第10話 ヴンダール迷宮 第4層 キャンプ ②
第4層は現行の迷宮探索事業における中心地点とも言える場所だ。〝空〟と呼ばれる青色の鉱石に覆われた大空洞には、誰が作ったのか、どの時代に繁栄していたのか、そのすべてが謎に包まれた無人の城郭都市がすっぽり収まっており、街の中心にはかつて異国の王が所有していたのであろう豪奢な王宮が聳え立っていた。
探索者たちから〝ソーサニア〟と呼ばれているこの都市は〝王宮〟と〝城下町〟の二つに、更に〝城下町〟は東西南北の四つに分類される。
その中でギルドがまともに掌握できているのは、おれたちが昇降装置で今しがた下りてきた南区画だけ。他の区画は未だに通りや広場を魔獣や妖精種が跋扈している危険な場所であることには変わりない。もちろん原住民らしき者を確認したという声は、今のところ一つも上がって来ていない。
おれは昇降装置を引くための奴隷や監督官、そして地上から降りてきたばかりの探索者。更にはそいつらにゴミを売りつけようとする業者らを掻き分けながら、巨大な柱が聳える大広場を抜ける。通りを行き交う人々の流れに沿って先へ進むと、流れの淀んだ場所にギルド管理下のキャンプがあった。
整然とした街並み、活気のある商店、にぎわう人々、それらを見るとまるでパルミニアの繁華街にでも降り立ったような錯覚に陥る。
元々は浴場施設の跡地だった場所を、探索者たちが水場として利用し始めたのがこのキャンプ発足のきっかけだった。最初は簡単な仮眠施設と治療師のための祭壇、ぼったくり価格の露店(これは今でも存続している)が並ぶだけの小さな一角でしかなかったが、近くに昇降装置が設置されてから、ギルド主導で大掛かりな魔獣討伐とキャンプの拡大が行われた。
この昇降装置設置から始まった一連の大事業により、手軽に潜れる第1層から第3層が探索し尽くされ、廃れかけていた迷宮探索事業は息を吹き返すことになる。
「それで、ここからどうするの?」
探索者用の宿泊施設が集まっている一角で、一番上等な宿を見繕った後、ニーナが落ち着かない様子で言った。
「今日は情報収集だけで終えるつもりだ」
「情報収集は地上で済ませたのでは? どのような探索計画を考えてるのか詳しく教えていただけませんか?」
おれの言葉にイグが心外だと言わんばかりに突っかかってきた。
「あのな、第4層ってのは今じゃ迷宮の中心地点なんだ。

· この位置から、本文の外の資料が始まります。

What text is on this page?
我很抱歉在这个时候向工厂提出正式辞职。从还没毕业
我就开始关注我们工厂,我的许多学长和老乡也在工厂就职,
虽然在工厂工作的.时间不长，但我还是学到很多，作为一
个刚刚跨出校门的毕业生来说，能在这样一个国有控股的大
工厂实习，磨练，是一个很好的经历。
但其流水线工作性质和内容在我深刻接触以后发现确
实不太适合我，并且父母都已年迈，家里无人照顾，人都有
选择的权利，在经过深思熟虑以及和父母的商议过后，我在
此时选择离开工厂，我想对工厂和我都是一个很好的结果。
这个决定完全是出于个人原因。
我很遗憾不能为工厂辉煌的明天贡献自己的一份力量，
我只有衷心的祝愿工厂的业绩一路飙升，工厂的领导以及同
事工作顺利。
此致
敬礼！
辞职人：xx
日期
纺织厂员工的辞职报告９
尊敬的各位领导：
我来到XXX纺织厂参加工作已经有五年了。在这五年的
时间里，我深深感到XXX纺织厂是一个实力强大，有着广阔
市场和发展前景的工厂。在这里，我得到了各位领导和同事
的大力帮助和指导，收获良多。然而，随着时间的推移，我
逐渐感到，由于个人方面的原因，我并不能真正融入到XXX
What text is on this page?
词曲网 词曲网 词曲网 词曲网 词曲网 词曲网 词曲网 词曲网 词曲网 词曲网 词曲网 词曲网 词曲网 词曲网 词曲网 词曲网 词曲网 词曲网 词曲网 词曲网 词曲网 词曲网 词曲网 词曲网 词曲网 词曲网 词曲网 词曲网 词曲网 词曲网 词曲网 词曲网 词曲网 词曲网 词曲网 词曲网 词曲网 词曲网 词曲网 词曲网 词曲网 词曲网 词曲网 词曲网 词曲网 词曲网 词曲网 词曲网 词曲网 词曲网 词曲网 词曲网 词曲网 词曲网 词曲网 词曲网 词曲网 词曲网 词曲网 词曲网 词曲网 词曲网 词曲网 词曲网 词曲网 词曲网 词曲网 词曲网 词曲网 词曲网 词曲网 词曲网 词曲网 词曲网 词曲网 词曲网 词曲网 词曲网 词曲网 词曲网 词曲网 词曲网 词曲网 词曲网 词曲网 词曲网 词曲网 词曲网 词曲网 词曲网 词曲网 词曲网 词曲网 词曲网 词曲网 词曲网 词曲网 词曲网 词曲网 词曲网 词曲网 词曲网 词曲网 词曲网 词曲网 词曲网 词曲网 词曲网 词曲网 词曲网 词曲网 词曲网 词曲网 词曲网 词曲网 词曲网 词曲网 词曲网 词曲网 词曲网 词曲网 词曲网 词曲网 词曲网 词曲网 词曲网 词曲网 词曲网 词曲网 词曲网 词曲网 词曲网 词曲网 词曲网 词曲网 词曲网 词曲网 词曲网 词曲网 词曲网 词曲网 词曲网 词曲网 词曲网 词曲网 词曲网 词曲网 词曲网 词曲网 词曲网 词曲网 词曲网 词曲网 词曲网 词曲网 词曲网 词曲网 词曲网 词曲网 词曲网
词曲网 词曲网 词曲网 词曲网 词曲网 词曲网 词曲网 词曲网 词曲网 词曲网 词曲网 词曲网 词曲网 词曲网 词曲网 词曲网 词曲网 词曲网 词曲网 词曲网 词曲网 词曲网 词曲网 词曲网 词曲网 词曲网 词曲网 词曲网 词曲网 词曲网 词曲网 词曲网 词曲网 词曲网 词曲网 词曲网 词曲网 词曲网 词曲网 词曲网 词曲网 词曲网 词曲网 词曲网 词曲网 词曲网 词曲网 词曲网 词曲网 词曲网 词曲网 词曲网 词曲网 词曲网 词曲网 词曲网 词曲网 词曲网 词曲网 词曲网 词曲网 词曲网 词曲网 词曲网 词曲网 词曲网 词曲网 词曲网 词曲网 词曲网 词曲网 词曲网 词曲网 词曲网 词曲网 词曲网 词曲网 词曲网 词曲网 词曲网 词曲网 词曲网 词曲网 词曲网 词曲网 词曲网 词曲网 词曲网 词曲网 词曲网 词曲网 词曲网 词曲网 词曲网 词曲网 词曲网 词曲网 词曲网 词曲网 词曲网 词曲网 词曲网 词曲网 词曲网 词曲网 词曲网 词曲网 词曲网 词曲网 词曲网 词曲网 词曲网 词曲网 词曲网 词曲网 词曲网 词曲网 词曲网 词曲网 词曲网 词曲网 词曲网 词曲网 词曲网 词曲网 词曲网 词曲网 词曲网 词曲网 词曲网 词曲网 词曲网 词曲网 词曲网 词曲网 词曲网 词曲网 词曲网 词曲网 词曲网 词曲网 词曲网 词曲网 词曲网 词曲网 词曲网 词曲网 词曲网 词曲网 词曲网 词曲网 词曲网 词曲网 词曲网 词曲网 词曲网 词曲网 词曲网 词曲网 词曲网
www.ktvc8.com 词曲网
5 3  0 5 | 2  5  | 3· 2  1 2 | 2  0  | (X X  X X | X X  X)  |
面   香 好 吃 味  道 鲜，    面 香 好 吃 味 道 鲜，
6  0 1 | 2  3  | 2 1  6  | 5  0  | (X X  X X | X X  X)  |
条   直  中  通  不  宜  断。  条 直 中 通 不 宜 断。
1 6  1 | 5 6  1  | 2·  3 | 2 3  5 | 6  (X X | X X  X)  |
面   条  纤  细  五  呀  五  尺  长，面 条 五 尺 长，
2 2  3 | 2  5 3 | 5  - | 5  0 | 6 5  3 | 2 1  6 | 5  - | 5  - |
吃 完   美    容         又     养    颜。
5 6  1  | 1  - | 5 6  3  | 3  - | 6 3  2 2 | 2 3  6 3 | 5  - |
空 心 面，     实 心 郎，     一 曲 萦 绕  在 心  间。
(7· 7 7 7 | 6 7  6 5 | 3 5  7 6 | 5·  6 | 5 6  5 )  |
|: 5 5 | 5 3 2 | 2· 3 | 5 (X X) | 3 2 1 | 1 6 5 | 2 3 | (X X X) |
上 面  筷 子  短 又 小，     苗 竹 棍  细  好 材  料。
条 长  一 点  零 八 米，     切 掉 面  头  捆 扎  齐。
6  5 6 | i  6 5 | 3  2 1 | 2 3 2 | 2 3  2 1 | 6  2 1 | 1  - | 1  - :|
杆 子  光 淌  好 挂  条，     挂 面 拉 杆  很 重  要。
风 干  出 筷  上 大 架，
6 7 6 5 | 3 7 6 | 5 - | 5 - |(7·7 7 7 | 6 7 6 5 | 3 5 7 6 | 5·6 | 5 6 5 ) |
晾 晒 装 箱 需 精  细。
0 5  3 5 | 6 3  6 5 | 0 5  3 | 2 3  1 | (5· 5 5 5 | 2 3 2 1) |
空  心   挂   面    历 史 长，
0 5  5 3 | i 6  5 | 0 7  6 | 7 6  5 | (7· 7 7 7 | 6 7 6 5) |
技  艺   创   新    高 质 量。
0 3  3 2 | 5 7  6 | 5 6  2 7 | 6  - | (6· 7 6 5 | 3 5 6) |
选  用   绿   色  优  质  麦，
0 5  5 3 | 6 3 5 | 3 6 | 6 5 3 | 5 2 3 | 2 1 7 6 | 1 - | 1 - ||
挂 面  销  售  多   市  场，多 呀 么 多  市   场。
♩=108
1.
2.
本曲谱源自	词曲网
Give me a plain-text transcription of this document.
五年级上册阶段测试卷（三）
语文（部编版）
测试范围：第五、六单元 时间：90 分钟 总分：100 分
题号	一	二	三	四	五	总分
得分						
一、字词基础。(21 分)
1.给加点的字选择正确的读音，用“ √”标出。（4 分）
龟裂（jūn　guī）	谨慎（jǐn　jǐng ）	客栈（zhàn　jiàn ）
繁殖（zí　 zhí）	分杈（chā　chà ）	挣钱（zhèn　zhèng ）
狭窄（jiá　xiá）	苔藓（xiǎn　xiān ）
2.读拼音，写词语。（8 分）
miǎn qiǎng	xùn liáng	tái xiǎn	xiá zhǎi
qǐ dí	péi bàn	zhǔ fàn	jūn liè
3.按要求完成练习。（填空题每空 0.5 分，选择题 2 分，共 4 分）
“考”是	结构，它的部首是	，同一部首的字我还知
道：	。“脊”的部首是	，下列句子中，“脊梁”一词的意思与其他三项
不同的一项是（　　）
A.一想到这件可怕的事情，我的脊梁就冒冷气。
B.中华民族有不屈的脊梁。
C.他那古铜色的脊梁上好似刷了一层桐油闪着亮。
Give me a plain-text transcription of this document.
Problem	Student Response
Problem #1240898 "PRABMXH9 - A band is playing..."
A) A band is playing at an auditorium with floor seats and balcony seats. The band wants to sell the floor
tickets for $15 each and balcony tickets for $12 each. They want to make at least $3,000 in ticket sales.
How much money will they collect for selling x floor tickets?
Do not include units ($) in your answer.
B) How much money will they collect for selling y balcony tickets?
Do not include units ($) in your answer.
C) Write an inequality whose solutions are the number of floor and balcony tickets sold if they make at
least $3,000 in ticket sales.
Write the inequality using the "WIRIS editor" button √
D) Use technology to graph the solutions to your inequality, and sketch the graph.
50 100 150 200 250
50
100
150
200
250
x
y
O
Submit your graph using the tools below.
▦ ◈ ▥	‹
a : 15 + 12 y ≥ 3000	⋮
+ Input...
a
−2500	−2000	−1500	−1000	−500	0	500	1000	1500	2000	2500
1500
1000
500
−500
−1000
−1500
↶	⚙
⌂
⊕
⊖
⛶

クランの勢力争いや迷宮の攻略状況なんかはすべてここで整理され、地上へは浮き上がってこない情報だって多い。ここから先の探索を腕っぷしだけで切り抜けるつもりなら止めはしないが、それはお前ひとりでやってこい。おれは自分と仲間が死地へ向かう理由に折り合いがつけられるまで、どこへも行くつもりはない」
それでもイグは納得いっていない表情だった。結局おれとイグの押し問答は数分ほど続き、最後にはおれの頑なな態度に負けたイグが、テリア様に言いつけるだのなんだのと悪態をつきながら、何故かニーナとカレンシアの買い物に付き合って荷物持ちをすることになった。長くに渡る奴隷生活が、女性だけで買い物に行き欲望のまま買い散らかしたあげく荷物に埋もれて立ち往生することを許さなかったのだろう。
「私たちは何か面白い物売ってないか商店のほう見てくるから、夜はどこかで一緒に食べましょう」
「わかった。店はおれが予約でもしておこうか?」
「ううん、その時の気分で決めたいからいい」
そうか――おれは気の抜けた相槌を打ち、人波に消える3人を見送ったあと、胸によぎる寂しさに身を委ねて、あてもなく歩いた。
その結果、偶然辿り着いた場所が歓楽街だったってだけのことだ。